See the [complexity report](https://github.com/tpapak/tide-maxflow/blob/main/docs/complexity-report.md)
for the full proof and empirical verification.

## Rust ecosystem

Three other Rust crates provide max-flow solvers:

| Crate | Algorithm(s) | Complexity | API style |
|---|---|---|---|
| [petgraph]https://crates.io/crates/petgraph | Dinic, Ford-Fulkerson (Edmonds-Karp) | O(V^2 E), O(V E^2) | Graph type + method |
| [rs-graph]https://crates.io/crates/rs-graph | Edmonds-Karp, Dinic, push-relabel | O(V E^2), O(V^2 E), O(V^2 sqrt(E)) | Graph trait + function |
| [pathfinding]https://crates.io/crates/pathfinding | Edmonds-Karp | O(V E^2) | Edge list + function |
| **tide-maxflow** | **Tide (push-pull-relabel)** | **O(V^2 E) worst, O(VE) practical** | **Edge list + function** |

`tide-maxflow` differs from these in several ways:

- **Performance**: Tide is significantly faster than all other Rust max-flow
  implementations across tested graph families (layered, grid, bipartite,
  random, chains).
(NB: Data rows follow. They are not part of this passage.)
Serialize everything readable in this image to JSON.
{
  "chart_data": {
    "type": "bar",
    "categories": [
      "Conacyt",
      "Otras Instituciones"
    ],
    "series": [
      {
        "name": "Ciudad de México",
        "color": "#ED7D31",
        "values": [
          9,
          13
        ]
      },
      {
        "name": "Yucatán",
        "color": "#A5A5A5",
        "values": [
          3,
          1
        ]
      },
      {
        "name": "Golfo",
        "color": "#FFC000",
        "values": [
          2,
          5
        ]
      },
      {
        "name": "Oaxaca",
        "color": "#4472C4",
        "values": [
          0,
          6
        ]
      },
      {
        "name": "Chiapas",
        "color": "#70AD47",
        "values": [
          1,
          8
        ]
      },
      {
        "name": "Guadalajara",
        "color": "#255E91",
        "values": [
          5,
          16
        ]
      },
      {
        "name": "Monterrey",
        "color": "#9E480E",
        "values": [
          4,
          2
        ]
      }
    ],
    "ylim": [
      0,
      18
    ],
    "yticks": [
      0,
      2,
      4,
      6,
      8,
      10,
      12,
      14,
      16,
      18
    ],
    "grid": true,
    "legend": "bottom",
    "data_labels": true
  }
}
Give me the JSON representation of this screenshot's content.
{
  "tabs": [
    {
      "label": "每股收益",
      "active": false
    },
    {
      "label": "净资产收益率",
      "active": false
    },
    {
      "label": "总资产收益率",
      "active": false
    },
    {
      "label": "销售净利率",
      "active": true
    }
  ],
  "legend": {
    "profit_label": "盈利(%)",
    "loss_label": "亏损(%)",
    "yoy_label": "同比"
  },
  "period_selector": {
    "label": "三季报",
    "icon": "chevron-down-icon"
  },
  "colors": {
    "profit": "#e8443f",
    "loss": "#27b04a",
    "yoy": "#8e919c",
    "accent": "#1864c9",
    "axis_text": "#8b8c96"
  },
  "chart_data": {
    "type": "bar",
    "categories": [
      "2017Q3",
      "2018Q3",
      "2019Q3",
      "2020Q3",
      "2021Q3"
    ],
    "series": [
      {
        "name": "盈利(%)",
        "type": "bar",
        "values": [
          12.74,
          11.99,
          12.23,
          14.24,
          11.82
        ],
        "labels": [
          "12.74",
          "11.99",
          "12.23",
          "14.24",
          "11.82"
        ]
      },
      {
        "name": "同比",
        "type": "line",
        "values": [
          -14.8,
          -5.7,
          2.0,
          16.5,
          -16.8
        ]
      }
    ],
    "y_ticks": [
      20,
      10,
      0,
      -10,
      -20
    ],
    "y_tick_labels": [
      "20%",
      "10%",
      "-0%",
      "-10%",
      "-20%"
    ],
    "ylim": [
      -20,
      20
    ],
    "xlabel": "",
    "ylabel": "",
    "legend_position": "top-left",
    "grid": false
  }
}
The CSR-based flat-array layout and global-sweep structure
  give it a substantial constant-factor advantage over the linked-list and
  adjacency-map representations used by other crates.
- **Algorithm**: The only push-relabel variant available as a standalone Rust
  crate. `rs-graph` has a push-relabel implementation, but it is part of a
  larger graph library.
- **No graph type required**: Takes a plain `&[(usize, usize, i64)]` edge list.
  No need to construct a graph data structure first.
- **CSR-based internals**: Flat arrays with paired forward/reverse edges for
  cache locality, rather than adjacency-list or linked-list representations.
- **Multiple solver strategies**: Standard, hybrid, and adaptive variants with
  optional per-phase timing instrumentation.

## Testing

Correctness is validated by comparing all three solver variants (standard,
hybrid, adaptive) against the reference Dinic implementation from the
[rs-graph](https://crates.io/crates/rs-graph) crate on thousands of random
graphs with varying size, density, and capacity ranges:

```bash
cargo test
```

The test suite (`tests/random_comparison.rs`) generates 5,000 seeded random
graphs (4-30 vertices, sparse to dense, capacities 1-1000) and asserts that
every Tide variant produces the same max flow value as rs-graph's Dinic solver.

## Binaries

The crate includes two binaries:

- **`solve_dimacs`** -- Reads a DIMACS max-flow file and solves it. Supports
  `--adaptive` and `--hybrid` flags.
- **`gen_graphs`** -- Generates random test graphs in DIMACS format.